The last two years have marked the most dramatic shift in U.S.-Cuban bilateral relations in 55 years. Today, the two countries are poised to adapt to new dynamics, with a potential pivot under the new administration.
On Thursday, March 23, the U.S.-Cuba Cooperative Working Group will launch its 2017 report highlighting the co-op sector in Cuba, including current challenges and opportunities, and how U.S. cooperatives can engage with their Cuban counterparts through trade and technical exchanges. Launched in 2014, the working group is a platform for cooperative businesses and organizations in Cuba and the U.S. to engage in mutually beneficial exchanges and activities that support cooperative growth.
Thursday's launch will begin with a roundtable panel of Cuban and American experts, including the president of the first non-agricultural cooperative in Cuba and a representative from the firm that brokered the first export deal to the U.S.

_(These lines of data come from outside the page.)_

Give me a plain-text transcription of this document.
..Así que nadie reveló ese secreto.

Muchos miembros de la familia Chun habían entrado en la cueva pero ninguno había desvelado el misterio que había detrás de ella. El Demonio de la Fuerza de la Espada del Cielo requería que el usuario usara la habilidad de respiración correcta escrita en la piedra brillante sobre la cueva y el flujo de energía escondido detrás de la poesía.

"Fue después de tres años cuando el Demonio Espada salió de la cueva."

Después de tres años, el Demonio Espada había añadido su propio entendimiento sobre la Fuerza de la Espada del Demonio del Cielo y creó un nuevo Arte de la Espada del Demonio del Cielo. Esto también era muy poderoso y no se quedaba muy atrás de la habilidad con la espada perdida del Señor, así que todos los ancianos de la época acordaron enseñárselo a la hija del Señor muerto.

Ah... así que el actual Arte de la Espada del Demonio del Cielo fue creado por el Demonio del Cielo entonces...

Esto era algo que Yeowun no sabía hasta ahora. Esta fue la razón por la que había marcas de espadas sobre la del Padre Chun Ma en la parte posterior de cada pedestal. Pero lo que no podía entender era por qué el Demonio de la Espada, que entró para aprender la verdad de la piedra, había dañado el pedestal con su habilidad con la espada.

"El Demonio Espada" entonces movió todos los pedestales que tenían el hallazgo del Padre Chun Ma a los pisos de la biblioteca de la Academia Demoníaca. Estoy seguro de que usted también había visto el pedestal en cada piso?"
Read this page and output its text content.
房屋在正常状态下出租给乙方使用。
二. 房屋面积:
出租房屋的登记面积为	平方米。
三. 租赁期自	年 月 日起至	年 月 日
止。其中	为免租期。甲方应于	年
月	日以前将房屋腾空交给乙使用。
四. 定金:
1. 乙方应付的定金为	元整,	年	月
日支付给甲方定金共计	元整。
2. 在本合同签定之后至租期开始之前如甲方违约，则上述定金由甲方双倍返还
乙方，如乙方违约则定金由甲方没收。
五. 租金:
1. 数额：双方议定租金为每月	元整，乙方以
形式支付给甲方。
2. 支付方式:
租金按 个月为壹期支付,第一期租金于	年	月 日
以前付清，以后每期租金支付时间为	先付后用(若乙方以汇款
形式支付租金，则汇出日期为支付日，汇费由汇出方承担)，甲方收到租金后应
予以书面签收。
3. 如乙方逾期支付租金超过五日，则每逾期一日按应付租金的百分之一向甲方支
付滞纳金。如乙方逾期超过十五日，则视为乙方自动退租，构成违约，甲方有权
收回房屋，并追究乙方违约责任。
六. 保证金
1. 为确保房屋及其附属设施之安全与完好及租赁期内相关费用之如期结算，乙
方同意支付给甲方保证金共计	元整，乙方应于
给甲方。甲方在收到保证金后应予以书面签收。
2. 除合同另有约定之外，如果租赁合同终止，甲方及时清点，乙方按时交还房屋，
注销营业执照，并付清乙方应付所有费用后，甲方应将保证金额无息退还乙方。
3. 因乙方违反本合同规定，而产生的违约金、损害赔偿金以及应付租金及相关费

Despite several barriers, the cooperative business model in Cuba—both in agriculture and non-agricultural sectors—has achieved measurable successes. This year, for the first time, a Cuban cooperative exported products to the U.S., opening up channels for similar trade and export deals.
Key discussion topics for Thursday's panel include:
• What role are cooperatives currently playing in Cuba, and what is their current status?
• What are the key barriers to and opportunities for cooperative (and private sector) growth?
• How can U.S. cooperatives businesses working in agriculture, finance, health, energy, retail food and other economic sectors engage with Cuban cooperatives?
• How do Congress and the Administration view these opportunities and what is on their agenda?
Please join us for this interactive roundtable to discuss the report's key findings, prospects for continued U.S.-Cuba engagement on trade and other areas of cooperation, as well as an account of how a U.S. firm brokered the recent cooperative export deal and what that could mean for future deals.
Moderated by Alan Knapp, Vice President of Advocacy for NCBA CLUSA, panelists include Luis Dueñas Casal, president of SCENIUS; Amy Coughenour Betancourt, COO of NCBA CLUSA and founder of the U.S.-Cuba Cooperative Working Group; Andrew Fishbein, Policy and Advocacy Director for the Center for Democracy in the Americas; Michael Hatley, Associate for Reneo Consulting, LLC; and a representative from the Cuban Embassy (invited).
The Cuba Roundtable Panel is scheduled for 3:30 – 5 p.m., immediately followed by a reception.